Por que a Índia cresce? – Reportagem interessante da revista Época

10/11/2011 16:06

 

    Ela é mais parecida com o Brasil do que se imagina. Tem impostos indecentes e um ambiente hostil aos negócios. Tem legislação trabalhista anacrônica e uma infra-estrutura sofrível. Lá, como aqui, o governo gasta muito - e mal. E o Fundo Monetário Internacional (FMI) vive cobrando - sem sucesso – a realização das reformas tributária e fiscal para o país entrar numa rota de crescimento sustentado. Acredite, é isso mesmo. A Índia, a queridinha dos investidores internacionais, o novo eldorado da economia global, padece basicamente dos mesmos males do Brasil. Por que, então, ela cresce 8% ao ano, enquanto nós não chegamos nem a 3%? É provável que nem mesmo os maiores especialistas saibam responder a essa questão. 

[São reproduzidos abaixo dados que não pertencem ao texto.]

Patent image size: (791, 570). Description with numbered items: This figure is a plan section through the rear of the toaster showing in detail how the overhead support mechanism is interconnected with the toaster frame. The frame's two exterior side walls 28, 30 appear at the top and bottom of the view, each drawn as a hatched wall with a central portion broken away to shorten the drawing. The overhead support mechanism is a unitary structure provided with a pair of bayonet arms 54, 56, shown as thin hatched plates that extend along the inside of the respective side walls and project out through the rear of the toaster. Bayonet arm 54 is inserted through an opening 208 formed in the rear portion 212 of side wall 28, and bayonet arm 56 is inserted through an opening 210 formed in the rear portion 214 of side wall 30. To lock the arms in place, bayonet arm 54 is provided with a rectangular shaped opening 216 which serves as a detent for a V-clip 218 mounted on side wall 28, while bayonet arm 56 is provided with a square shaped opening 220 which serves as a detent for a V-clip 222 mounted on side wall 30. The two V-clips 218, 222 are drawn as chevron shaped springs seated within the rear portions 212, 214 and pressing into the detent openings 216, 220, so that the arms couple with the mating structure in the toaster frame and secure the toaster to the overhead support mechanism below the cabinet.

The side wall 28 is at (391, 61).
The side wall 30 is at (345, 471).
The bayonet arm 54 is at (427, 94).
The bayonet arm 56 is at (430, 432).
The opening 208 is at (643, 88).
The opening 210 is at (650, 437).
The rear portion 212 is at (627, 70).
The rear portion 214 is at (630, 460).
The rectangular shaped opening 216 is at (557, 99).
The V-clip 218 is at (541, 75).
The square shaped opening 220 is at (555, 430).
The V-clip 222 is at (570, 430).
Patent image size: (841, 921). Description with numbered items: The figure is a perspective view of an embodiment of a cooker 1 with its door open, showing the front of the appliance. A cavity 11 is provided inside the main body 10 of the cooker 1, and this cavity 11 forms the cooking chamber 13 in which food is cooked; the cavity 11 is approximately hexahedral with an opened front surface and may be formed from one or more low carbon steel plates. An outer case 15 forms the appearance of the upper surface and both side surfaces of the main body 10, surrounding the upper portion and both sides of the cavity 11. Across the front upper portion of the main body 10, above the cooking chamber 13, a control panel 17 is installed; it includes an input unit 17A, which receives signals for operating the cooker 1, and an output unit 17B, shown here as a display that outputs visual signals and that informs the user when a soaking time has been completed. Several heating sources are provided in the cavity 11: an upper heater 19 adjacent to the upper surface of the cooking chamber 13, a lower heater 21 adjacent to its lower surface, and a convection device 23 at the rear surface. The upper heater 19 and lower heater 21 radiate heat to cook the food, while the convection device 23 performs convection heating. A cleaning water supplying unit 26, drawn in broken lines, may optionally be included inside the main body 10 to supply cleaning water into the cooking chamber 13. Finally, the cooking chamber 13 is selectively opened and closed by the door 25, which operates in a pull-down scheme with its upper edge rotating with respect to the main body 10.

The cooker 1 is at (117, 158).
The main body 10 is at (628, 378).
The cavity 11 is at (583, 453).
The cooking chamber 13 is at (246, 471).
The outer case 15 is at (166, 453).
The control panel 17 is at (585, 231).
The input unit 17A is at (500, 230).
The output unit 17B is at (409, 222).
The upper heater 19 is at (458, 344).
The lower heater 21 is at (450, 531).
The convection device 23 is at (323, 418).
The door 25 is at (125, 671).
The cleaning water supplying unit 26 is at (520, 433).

    Para tentar esclarecê-la, ÉPOCA foi ver de perto o que a Índia tem que o Brasil não tem. Foi investigar como o exemplo indiano pode ajudar o país a voltar a crescer com vigor e atender a suas enormes demandassociais. Conversamos com empresários, executivos, economistas e políticos do governo e da oposição. Visitamos empresas de tecnologia, indústrias pesadas e órgãos governamentais. Sentimos o pulso das ruas de grandes cidades, como Mumbai (antiga Bombaim, o centro econômico do país), a capital Nova Délhi e Hyderabad, novo pólo indiano de tecnologia. De tudo o que vimos, extraímos 12 lições da Índia para o Brasil.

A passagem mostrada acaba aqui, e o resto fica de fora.